US President Joe Biden said on Thursday that COVID deaths in the United States will continue to rise due to the spread of the “dangerous” delta variant, calling it a “serious concern,” NBC News reported.
“Six-hundred-thousand-plus Americans have died, and with this delta variant you know there’s going to be others as well. You know it’s going to happen, we’ve got to get young people vaccinated,” Biden said at a community center in Raleigh, N.C.

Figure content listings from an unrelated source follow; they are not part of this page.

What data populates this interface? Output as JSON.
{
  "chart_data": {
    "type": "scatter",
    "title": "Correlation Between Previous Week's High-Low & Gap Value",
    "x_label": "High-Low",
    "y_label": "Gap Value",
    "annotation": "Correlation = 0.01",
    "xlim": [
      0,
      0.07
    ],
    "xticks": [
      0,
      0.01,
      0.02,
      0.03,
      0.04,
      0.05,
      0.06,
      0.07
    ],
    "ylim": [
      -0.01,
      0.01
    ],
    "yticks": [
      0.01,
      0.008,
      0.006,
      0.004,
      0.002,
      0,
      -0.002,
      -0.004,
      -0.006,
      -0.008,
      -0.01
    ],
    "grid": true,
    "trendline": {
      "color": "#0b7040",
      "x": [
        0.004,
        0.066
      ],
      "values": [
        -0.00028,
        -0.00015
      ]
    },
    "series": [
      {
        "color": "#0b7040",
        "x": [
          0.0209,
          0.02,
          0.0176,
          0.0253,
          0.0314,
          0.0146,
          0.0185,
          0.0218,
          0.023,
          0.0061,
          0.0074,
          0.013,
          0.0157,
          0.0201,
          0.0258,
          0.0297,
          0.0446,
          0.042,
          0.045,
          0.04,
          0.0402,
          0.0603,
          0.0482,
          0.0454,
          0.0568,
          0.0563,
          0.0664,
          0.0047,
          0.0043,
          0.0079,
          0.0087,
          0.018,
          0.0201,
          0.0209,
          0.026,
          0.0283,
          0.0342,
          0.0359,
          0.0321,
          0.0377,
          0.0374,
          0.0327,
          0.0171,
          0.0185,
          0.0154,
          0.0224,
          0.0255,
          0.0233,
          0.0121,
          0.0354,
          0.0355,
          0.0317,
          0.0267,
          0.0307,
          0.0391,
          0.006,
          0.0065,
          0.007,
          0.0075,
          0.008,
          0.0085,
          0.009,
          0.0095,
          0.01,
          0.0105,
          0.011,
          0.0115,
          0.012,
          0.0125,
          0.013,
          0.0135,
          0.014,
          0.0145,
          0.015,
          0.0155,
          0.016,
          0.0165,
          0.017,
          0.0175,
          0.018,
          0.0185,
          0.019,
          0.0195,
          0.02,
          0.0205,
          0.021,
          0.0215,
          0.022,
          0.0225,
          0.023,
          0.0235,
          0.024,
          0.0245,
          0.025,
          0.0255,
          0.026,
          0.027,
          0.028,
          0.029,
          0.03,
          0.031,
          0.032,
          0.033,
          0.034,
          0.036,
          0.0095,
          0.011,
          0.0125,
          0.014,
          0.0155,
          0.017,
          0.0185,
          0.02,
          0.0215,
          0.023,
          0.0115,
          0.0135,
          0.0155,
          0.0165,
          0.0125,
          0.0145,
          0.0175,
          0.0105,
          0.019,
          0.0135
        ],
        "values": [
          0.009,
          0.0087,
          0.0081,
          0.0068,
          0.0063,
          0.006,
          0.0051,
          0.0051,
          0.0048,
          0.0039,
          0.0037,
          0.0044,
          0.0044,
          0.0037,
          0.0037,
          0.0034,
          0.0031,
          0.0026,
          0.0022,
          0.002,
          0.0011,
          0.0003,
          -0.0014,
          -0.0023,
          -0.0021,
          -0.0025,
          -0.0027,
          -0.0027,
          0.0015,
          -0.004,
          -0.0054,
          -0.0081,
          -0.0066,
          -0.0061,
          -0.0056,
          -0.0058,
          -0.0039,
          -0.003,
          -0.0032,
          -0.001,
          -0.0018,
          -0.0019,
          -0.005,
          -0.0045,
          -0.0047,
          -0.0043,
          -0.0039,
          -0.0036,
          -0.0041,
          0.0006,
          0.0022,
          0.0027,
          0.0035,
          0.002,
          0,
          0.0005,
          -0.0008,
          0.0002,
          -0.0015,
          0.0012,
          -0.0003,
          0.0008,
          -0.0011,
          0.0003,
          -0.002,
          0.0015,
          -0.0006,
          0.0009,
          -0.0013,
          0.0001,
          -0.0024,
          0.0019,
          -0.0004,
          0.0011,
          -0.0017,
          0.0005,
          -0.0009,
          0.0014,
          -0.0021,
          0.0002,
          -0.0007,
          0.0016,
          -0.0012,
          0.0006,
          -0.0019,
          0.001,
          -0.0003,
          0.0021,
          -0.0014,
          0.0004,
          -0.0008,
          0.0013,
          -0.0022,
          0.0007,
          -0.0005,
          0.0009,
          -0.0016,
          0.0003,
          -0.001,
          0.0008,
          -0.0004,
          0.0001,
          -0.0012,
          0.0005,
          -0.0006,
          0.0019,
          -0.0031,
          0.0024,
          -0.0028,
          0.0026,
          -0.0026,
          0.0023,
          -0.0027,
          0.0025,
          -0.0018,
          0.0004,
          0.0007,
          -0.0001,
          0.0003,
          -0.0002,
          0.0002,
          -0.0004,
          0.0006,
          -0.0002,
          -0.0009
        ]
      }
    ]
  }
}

The variant, Biden said, is more easily transmissible and potentially deadly, “and especially dangerous for young people.”
He warned that Americans who are still unvaccinated are especially at risk.
“The data couldn’t be clearer, if you’re vaccinated, you’re safe,” Biden said. “You are still at risk of getting seriously ill or dying if you in fact have not been vaccinated, that’s just the fact.”
The delta variant now accounts for at least 20% of all new COVID cases in the US, according to Centers for Disease Control and Prevention data.
The agency has designated the more transmissible variant a “variant of concern.”
Biden had set a goal of administering one or more doses of a COVID vaccine to 70 percent of US adults by July 4, but White House COVID response team coordinator Jeffrey Zients conceded this week that goal will not be reached.
The death toll in the US from COVID-19 surpassed 600,000 people last Tuesday.
In late February, the US became the first country to surpass a half-million coronavirus deaths. That it has taken more than three months to reach 600,000 deaths is a testament to the slowing pandemic, as it took just a month for the US to jump from 300,000 to 400,000 COVID-19 deaths.
The rate of severe illness and death has fallen dramatically as more and more people get vaccinated, but hundreds of people are still dying daily.